From Dubuque, On The Western Shore Of The River, We Passed Over To
Dunleath, In Illinois, And Went On From
Thence by railway to Dixon.
I was induced to visit this not very flourishing town by a desire
to see
The rolling prairie of Illinois, and to learn by eyesight
something of the crops of corn or Indian maize which are produced
upon the land. Had that gentleman told me that we knew nothing of
producing corn in England, he would have been nearer the mark; for
of corn, in the profusion in which it is grown here, we do not know
much. Better land than the prairies of Illinois for cereal crops
the world's surface probably cannot show.

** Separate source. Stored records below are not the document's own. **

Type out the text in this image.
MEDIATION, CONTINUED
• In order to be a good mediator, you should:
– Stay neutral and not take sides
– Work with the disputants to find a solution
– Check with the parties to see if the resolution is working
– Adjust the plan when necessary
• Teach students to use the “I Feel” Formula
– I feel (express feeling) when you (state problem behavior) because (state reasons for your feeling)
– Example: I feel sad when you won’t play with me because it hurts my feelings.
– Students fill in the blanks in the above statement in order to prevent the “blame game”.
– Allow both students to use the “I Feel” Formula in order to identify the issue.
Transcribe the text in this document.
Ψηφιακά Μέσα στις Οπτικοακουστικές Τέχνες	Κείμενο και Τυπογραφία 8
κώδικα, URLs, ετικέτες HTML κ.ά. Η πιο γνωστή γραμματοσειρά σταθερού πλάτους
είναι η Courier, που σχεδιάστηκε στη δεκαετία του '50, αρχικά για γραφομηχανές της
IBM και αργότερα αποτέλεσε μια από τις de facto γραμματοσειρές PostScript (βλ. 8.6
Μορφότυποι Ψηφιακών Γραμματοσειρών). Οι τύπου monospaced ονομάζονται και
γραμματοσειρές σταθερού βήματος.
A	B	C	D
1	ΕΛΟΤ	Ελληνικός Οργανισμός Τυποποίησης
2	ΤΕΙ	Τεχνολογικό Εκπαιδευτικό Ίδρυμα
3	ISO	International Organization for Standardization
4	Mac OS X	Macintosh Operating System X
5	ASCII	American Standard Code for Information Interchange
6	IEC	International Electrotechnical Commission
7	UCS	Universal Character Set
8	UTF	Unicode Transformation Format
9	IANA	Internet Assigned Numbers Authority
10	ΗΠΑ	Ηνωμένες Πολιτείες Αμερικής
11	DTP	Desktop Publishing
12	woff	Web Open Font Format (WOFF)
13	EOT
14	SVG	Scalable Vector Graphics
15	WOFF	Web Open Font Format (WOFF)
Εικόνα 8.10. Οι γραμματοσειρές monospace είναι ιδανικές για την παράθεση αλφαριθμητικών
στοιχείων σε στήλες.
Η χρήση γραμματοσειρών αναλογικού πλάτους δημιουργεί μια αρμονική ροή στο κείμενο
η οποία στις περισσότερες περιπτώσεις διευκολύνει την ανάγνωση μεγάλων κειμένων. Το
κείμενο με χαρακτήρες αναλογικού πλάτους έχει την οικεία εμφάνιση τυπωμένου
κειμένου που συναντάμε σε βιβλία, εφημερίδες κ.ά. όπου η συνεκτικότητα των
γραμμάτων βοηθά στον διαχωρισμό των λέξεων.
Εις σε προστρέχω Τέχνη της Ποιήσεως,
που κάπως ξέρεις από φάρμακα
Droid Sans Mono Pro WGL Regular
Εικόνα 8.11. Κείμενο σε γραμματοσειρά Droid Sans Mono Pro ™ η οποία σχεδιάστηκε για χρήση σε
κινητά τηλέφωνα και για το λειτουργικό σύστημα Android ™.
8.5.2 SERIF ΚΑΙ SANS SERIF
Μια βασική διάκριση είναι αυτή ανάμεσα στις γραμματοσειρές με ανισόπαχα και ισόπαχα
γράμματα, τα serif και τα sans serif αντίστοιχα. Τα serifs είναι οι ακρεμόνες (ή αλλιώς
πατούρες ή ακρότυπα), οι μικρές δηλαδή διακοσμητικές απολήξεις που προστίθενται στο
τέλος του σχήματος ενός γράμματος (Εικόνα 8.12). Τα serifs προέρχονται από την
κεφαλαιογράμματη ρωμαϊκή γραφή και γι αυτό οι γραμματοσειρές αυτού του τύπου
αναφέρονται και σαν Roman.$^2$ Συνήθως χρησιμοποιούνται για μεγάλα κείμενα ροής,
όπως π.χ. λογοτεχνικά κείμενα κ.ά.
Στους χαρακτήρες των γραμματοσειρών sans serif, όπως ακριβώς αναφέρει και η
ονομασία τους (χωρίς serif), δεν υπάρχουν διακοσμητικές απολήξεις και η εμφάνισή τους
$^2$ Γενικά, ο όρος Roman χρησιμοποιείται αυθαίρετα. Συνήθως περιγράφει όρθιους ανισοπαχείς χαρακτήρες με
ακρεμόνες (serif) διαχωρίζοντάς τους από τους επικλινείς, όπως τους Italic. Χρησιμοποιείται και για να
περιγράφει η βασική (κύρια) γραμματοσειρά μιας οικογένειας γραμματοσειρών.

And here there has been
no necessity for the long previous labor of banishing the forest.
Enormous prairies stretch across the State, into which the plow can
be put at once. The earth is rich with the vegetation of thousands
of years, and the farmer's return is given to him without delay.
The land bursts with its own produce, and the plenty is such that
it creates wasteful carelessness in the gathering of the crop. It
is not worth a man's while to handle less than large quantities.
Up in Minnesota I had been grieved by the loose manner in which
wheat was treated. I have seen bags of it upset and left upon the
ground. The labor of collecting it was more than it was worth.
There wheat is the chief crop, and as the lands become cleared and
cultivation spreads itself, the amount coming down the Mississippi
will be increased almost to infinity.